Duncan Craig, a licensing lawyer for Citadel Chambers representing Mr Bagri, explained while he found the way Mr Panwar had operated on the night of the stabbing was “wholly unacceptable”, he believed the licence holder, Mr Baghi, was adhering to standard practice in the hospitality industry.

He argued the licence should be suspended, but only until a new tenant could take hold of the property.

He said: “Mr Bagri has owned this premise for a number of years. He is the freehold to the premise, and operates under what is a well established business model. It’s the same model followed by Marstons […] Mr Bagri held the licence, but the licensed activities were held by the DPS.

“The behaviour of the [DPS] was wholly unacceptable. During the incident, the lights should have gone on. However, I do feel the need to defend the staff. The staff went behind the bar to help him.

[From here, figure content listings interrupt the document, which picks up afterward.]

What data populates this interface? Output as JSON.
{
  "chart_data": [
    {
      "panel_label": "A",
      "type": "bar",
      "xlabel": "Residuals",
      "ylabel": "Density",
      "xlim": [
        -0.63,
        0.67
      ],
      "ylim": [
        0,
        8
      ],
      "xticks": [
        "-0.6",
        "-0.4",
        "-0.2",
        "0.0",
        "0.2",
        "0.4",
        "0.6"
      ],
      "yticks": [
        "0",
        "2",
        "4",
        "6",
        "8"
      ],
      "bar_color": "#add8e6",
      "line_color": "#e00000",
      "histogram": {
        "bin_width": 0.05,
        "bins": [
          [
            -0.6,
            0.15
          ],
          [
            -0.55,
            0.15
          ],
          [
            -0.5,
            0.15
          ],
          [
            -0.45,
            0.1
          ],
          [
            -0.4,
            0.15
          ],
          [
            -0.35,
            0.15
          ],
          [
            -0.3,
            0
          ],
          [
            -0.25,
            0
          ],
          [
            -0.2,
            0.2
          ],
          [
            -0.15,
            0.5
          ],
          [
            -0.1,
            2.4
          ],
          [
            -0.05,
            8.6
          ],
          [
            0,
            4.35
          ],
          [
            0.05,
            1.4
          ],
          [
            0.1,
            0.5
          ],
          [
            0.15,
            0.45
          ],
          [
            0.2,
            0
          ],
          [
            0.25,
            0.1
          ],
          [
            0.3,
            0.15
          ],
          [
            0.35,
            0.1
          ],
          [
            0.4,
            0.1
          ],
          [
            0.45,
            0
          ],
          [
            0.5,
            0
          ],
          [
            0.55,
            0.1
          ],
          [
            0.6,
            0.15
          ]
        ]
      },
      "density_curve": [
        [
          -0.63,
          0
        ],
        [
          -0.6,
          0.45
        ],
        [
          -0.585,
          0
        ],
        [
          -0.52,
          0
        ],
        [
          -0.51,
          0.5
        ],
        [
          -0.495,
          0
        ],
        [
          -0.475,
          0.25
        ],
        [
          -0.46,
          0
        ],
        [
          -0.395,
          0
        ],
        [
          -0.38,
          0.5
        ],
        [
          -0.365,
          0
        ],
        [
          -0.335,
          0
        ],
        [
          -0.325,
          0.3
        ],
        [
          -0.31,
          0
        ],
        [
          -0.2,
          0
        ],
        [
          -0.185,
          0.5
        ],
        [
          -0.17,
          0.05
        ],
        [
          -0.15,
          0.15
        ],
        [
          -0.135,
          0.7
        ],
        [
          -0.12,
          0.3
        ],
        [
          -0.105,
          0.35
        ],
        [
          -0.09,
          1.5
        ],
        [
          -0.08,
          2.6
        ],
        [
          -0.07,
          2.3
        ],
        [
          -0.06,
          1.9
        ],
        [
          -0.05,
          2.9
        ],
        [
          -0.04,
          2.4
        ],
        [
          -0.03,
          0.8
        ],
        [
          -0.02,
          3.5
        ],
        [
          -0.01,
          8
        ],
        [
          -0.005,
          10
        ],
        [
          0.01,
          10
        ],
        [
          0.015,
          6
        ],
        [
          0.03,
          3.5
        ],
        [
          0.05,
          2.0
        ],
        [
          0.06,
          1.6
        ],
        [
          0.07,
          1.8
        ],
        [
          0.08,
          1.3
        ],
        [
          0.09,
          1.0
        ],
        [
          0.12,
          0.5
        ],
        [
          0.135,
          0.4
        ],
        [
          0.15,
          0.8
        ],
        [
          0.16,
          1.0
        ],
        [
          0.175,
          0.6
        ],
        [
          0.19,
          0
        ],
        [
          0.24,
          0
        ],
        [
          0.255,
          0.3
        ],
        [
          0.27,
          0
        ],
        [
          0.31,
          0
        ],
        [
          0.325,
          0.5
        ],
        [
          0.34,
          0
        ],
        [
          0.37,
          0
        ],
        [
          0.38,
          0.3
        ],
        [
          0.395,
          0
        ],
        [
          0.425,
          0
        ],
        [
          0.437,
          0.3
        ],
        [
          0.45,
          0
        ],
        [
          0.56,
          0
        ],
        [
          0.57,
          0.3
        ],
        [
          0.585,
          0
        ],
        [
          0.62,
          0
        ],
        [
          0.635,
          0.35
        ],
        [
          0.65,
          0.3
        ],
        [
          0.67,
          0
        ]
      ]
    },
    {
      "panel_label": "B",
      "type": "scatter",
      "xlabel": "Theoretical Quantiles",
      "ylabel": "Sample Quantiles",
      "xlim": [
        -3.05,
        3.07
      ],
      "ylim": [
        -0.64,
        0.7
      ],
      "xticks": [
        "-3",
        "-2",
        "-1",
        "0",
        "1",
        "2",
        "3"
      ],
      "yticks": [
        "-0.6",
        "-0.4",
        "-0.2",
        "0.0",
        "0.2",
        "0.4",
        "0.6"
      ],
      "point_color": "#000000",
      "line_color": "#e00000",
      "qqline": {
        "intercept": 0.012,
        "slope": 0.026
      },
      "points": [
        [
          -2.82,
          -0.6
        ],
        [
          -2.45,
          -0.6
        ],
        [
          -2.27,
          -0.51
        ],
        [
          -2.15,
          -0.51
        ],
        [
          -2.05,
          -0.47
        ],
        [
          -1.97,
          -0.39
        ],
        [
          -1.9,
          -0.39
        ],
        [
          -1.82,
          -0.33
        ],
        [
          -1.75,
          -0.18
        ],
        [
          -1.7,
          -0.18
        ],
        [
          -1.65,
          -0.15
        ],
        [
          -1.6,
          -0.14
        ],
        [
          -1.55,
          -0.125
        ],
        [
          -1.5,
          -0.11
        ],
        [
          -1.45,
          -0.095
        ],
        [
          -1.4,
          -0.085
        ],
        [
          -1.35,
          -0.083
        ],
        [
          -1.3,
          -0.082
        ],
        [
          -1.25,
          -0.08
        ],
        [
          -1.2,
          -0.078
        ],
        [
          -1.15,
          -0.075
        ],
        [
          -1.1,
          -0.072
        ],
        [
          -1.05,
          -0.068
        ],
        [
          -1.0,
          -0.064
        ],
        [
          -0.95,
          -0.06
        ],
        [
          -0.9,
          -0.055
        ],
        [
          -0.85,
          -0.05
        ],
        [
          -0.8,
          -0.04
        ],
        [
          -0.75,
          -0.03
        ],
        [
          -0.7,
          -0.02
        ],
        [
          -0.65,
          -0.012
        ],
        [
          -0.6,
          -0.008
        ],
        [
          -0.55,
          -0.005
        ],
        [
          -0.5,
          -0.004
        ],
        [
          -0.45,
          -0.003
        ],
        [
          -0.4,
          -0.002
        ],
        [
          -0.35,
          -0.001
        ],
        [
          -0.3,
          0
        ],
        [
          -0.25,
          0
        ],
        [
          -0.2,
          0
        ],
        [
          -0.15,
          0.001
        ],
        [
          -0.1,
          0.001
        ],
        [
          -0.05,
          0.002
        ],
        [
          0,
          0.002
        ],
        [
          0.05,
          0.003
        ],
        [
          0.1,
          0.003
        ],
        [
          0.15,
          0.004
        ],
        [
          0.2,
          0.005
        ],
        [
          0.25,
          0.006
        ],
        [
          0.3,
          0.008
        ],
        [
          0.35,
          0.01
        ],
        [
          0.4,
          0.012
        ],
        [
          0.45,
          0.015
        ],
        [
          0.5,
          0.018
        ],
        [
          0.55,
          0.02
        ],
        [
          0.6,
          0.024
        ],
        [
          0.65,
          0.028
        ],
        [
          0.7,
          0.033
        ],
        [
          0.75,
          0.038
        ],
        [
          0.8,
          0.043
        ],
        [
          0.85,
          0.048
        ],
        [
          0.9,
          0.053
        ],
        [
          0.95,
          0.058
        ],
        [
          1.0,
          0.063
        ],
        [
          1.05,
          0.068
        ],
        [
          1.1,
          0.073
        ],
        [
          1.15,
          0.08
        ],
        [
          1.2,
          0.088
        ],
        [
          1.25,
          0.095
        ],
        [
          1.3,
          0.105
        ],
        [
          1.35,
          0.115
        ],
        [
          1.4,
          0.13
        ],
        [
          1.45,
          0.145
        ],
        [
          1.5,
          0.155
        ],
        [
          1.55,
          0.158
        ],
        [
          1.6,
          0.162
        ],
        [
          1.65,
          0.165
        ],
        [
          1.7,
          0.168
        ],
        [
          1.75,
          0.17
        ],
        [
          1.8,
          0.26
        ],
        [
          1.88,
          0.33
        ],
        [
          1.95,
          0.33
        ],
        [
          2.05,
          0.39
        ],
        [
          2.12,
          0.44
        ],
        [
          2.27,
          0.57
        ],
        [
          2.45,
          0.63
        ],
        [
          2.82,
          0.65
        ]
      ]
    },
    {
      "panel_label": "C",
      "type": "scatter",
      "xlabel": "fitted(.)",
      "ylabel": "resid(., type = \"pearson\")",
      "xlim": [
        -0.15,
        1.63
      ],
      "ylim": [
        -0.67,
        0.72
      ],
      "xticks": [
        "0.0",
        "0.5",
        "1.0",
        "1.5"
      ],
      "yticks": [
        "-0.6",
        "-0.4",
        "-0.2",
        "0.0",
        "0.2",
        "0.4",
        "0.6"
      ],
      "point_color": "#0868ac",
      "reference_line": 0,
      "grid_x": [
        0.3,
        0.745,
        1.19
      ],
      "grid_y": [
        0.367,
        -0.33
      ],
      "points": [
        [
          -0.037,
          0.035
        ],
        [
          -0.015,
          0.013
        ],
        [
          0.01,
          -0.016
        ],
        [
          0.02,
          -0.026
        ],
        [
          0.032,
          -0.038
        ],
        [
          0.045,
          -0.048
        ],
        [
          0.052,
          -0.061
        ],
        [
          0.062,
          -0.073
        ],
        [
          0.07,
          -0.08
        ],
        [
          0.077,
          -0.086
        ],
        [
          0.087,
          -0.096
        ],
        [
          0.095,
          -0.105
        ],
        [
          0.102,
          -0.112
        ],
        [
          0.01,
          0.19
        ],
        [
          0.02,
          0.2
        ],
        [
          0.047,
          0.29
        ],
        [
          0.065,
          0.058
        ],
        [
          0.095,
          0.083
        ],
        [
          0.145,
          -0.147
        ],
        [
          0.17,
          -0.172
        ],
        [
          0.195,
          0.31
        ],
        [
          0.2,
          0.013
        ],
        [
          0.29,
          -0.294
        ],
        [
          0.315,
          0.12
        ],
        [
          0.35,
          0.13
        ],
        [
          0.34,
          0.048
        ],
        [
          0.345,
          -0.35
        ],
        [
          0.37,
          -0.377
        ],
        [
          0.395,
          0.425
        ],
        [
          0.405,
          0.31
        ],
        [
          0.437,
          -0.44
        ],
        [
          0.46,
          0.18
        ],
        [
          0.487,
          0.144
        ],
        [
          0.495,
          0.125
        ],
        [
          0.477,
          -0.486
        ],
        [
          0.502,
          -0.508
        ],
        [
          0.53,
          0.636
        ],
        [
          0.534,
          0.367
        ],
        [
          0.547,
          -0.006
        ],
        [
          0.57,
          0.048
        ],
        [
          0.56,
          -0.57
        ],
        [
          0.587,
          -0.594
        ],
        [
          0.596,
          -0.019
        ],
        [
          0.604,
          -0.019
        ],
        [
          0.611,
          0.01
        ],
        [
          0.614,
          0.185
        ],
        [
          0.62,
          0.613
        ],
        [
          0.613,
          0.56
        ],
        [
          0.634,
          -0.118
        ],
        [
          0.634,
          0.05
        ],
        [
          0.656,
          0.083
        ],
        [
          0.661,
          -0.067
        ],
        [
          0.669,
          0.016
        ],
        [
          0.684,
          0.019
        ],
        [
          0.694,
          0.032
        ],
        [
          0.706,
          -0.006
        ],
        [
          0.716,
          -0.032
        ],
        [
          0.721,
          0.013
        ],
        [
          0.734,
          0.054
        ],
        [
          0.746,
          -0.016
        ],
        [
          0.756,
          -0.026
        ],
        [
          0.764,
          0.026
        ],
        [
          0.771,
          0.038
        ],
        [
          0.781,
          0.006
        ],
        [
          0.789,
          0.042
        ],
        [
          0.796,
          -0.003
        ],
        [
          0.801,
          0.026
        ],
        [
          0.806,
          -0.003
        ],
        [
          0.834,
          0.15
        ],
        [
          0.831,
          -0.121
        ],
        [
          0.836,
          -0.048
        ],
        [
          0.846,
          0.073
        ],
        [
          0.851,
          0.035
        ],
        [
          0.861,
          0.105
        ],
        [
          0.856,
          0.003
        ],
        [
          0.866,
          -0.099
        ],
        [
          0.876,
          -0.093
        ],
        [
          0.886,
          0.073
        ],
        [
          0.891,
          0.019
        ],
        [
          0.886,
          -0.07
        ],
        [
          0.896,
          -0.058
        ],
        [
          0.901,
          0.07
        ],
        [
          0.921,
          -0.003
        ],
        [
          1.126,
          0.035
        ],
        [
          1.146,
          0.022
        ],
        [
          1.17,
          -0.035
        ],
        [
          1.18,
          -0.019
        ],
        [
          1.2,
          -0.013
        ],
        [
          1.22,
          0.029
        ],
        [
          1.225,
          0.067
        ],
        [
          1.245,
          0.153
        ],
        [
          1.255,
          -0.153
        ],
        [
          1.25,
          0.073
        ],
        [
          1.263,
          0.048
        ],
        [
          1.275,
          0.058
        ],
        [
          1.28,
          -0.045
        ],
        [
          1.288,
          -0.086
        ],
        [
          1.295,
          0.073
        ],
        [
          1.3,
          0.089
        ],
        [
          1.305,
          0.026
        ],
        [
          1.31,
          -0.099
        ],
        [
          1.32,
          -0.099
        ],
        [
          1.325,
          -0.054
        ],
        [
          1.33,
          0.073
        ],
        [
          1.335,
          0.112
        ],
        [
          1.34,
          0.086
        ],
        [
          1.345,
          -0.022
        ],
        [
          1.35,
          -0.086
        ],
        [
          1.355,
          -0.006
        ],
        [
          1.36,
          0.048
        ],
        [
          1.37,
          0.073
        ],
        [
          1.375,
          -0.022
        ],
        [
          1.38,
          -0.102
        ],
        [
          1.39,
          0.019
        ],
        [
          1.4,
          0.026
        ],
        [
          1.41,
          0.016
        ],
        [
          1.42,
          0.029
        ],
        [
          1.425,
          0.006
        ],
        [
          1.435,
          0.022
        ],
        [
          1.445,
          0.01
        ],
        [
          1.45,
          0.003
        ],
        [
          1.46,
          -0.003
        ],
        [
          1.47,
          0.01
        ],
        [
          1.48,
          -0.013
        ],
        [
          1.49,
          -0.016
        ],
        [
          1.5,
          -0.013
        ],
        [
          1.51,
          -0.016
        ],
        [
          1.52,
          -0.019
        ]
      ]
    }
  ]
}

“The police say it was ‘sheer luck’ the man did not die on the night. I don’t agree with that. I think the staff saved his life, and members of the public. The fact they didn’t use a first aid kit […] but I suppose when someone is bleeding out like that people use the first thing to hand to apply pressure.

“The call to the ambulance was made by a member of the staff, not the DPS. The DPS actually rang the licence holder up  to ask what to do, and he said to ring to police, and then the DPS did, which was clearly unacceptable. He should have taken more control of the situation.

“I don’t accept any drinks were made on the premise. Certainly through the CCTV camera one drink may have been handed over when the sale was already ongoing at the opposite end of the bar. It was rammed one side, and it’s a blind spot.

But councillor Peter Allen, the chair of the licensing committee, said: “Notwithstanding the provisions of the lease provided, as was pointed out the licence holder is ‘top of the tree” and should have taken all reasonable steps to protect his licence.

“The incident evidenced in the CCTV from May 2022 (customer stabbing) was deeply concerning to the sub-committee. The door management was inadequate, the CCTV coverage was inadequate, as was the protection of public and bar staff, and adherence to a dress code that had been announced though not as a formal condition or policy. The crime scene had been cleaned of blood on the floor of the premises.

“The DPS overseen by the licence holder should have produced management systems to prevent the scenes that occurred and previous incidents catalogued.

“The upholding of the licensing objectives are paramount and in this instance the view of the licensing sub-committee is that this can only be served by revoking the premises licence and not by replacing the DPS and adding conditions to the licence.”

The interim steps taken to suspend the licence will stay in place during the appeal period of 21 days if the decision is appealed to the magistrates court, until that appeal is disposed of.